The trip took longer than Bahzell had expected, but it was without further incident, for there were few decent anchorages between Falan Bay and Bortalik, and the merchant princes who ruled the city of Bortalik protected their position. No other ports were permitted along their coastline. Even fishing villages were almost unheard of and existed only on sufferance. Bortalik tolerated them within a few leagues of the city itself, where the city’s customs agents could police them, but none were allowed to dabble in trade. More than one fishing port had been burned out—by landing parties from merchantmen, as well as warships—if the city merchants so much as suspected it of smuggling. And so, ironically in a land whose enormous wealth depended upon its control of seaborne trade, this entire vast sweep of coast was almost empty.
Almost, but not quite. The moon was well into the west when Bahzell rounded a headland and found himself abruptly facing a good-sized village at last. There were few lights, ashore or afloat, and he frowned at the fishing boats drawn up on the beach or nestled alongside the rickety-looking wharves.

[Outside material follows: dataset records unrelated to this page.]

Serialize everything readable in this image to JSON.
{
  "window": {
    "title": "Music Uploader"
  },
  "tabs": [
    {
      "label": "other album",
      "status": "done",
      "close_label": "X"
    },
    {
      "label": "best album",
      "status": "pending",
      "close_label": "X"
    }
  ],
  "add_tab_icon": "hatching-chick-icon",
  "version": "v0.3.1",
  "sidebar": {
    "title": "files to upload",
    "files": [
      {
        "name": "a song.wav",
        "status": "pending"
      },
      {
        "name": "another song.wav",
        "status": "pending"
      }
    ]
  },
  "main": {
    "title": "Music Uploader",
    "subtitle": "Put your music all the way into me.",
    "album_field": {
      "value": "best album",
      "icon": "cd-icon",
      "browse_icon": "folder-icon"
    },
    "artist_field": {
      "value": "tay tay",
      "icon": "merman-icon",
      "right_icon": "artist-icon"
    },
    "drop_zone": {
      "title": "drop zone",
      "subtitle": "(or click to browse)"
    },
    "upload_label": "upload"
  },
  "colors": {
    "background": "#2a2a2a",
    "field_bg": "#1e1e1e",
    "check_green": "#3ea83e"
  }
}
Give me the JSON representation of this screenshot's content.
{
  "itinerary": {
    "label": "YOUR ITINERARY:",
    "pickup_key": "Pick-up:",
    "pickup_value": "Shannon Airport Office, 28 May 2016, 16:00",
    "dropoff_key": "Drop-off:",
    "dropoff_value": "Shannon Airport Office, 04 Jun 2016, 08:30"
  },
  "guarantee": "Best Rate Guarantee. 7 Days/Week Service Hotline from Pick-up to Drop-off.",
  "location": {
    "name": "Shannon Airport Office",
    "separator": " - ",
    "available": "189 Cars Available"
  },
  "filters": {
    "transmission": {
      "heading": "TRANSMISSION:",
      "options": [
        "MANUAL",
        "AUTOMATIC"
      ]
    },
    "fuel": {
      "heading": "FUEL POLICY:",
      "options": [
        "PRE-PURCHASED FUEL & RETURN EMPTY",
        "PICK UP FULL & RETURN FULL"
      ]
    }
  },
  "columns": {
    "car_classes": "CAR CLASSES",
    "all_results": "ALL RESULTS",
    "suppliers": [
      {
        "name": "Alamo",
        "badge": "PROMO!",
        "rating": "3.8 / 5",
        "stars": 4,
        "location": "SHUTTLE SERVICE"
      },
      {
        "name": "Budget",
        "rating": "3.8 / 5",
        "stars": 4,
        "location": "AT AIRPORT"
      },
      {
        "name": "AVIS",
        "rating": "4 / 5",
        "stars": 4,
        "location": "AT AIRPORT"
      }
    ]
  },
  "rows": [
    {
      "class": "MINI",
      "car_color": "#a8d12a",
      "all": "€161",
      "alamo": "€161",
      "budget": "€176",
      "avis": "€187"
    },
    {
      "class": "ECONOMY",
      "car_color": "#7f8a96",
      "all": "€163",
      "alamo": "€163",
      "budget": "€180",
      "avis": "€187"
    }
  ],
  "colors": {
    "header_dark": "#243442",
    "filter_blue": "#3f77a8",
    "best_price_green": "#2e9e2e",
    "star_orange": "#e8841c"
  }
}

The animals blew gratefully as he squatted on his heels, gazing at the boats and pondering his options. It was tempting, but, after several moments’ consideration, he shook his head. He was no seaman, yet those vessels looked too flimsy to his landsman’s eye. Most of them were little more than glorified rowboats or small, single-masted craft. No, he needed something bigger and better suited to deep water . . . but that didn’t mean the village was useless to him.
He led the horse and mule inland, eyes sweeping the dark. This might be a fishing village, but somewhere there had to be a—
Ah! He grinned to himself as he found the small, stonewalled pasture. It held perhaps a dozen cattle and runty horses, and he made his way around to a gate in the low wall. The night was undisturbed by so much as a barking dog as he eased the gate open and turned his own animals quietly into the pasture. They stood for a ­moment, gazing back at him curiously, then shook their heads and trotted over to the pasture’s other inhabitants, and Bahzell chuckled as he closed the gate behind them.
Unless he missed his guess, the owner of that pasture was unlikely to mention the sudden arrival of two big, strong, healthy, and expensive animals to anyone. Indeed, he might go to some lengths to hide his unexpected gifts, which would suit Bahzell fine. Even if he did report them to the authorities, Bahzell should be long gone by the time those authorities figured out where they’d come from, and he felt better leaving them to someone’s care. They’d served him and Brandark well, and the thought of simply abandoning them hadn’t set well with him.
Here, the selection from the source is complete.